Up until recently, I felt guilty whenever mommy friends would tell me, “I’ll stay home first and focus on my kids.” Were Jack and I making the wrong decision to be a dual-income family?
Logic tells me, however, that for one, I need to work in order to help Jack. And I gladly want to help him.
Second, I have tried to be a stay-at-home mom for half a year after Cate was born. And, personally, I found it to be such an overrated experience. I did not bloom, and neither did Reese. She was so clingy and weepy. And I easily became impatient with her. I have to admit that spanking her bottom has crossed my mind many times during those days. It didn’t help that Reese was in her terrible two’s and had to adjust to baby Cate at the same time. Chaos!

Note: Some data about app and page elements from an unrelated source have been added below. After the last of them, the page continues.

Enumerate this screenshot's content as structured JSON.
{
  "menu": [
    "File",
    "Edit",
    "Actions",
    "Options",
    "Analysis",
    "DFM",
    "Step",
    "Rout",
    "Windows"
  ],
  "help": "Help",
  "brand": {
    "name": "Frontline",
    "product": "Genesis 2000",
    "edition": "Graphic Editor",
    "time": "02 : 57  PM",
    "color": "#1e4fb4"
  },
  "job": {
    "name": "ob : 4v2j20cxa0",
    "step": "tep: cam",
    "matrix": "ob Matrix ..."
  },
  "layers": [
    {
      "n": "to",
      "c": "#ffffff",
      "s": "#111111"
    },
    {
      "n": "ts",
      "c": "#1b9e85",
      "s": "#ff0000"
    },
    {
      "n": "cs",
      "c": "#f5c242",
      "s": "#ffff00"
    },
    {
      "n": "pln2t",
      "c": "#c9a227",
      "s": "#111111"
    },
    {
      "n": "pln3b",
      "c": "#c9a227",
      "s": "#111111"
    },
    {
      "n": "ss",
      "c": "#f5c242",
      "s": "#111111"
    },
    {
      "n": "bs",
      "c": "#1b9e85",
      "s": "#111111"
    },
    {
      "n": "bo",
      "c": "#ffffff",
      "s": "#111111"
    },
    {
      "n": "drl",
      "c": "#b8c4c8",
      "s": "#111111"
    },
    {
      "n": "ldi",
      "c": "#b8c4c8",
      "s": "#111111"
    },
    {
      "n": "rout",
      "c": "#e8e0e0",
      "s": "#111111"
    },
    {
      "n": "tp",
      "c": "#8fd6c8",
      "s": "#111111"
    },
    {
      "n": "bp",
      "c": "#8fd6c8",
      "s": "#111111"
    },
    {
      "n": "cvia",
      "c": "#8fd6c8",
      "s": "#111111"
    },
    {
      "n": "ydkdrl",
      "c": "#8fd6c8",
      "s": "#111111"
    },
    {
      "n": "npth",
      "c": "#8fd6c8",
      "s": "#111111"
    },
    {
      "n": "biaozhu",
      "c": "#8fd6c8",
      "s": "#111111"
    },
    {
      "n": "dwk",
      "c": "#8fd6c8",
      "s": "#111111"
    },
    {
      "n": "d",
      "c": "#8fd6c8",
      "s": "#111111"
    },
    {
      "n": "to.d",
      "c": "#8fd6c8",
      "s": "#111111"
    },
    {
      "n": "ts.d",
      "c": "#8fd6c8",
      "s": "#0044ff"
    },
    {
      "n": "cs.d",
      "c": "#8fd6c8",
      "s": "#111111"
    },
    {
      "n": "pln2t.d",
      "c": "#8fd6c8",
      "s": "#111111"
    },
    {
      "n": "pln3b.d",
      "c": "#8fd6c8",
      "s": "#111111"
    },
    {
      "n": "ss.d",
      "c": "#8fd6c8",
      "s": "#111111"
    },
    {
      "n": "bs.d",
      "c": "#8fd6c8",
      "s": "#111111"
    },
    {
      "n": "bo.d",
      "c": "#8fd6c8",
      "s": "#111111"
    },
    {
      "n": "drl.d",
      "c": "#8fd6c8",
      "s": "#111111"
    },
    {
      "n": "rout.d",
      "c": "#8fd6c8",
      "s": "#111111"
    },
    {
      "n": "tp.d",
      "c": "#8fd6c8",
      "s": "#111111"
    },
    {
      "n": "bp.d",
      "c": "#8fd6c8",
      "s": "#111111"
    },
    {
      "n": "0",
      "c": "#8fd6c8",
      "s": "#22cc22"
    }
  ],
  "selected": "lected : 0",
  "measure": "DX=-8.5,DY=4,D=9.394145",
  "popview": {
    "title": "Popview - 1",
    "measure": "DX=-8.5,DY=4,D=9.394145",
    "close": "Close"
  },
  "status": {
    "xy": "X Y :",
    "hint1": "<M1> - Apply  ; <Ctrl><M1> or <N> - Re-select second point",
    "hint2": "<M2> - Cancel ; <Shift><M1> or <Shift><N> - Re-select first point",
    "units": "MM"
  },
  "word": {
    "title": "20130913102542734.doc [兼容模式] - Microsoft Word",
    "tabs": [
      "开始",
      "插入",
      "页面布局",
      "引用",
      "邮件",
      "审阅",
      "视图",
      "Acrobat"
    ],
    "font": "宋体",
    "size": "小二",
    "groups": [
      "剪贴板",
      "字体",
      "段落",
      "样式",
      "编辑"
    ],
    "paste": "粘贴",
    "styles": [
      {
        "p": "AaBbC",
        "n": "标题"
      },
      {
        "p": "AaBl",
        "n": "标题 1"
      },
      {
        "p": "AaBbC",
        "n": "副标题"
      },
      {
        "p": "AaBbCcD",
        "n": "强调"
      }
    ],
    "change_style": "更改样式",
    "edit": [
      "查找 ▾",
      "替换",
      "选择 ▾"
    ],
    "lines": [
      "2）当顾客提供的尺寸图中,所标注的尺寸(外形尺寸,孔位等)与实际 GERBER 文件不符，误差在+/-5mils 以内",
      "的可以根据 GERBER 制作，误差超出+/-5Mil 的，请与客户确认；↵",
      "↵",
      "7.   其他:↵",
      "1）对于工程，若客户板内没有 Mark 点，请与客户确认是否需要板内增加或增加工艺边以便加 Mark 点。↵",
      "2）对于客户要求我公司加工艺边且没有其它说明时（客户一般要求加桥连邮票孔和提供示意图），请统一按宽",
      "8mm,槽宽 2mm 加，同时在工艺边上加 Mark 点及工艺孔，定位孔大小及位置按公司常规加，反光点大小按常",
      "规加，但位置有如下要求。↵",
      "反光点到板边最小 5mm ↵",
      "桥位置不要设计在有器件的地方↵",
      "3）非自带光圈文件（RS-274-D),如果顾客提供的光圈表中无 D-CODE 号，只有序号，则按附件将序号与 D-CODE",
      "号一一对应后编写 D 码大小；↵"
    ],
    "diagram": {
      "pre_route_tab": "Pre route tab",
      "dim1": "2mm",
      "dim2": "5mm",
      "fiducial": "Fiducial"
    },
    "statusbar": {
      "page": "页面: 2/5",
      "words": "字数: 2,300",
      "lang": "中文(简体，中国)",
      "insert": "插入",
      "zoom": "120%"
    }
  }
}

Recently, a wise friend and mentor helped me see my situation in a better light. Work-life balance is the buzz word these days, and my friend (a university teacher) tells her students, “Work-life balance varies from person to person. It’s something you have to determine, given your personal circumstances. There are women with very demanding jobs, who are able to take very good care of their children and run their households efficiently. There are likewise women who thrive on being stay-at-home moms.”
Given my situation and my personality, I can now say—for the first time, without guilt—that I prefer to be a working mom. My children’s needs will always come first, but I also believe they don’t need me 24/7. I find that the fulfillment I get from my work makes me a very happy, contented… and patient mom.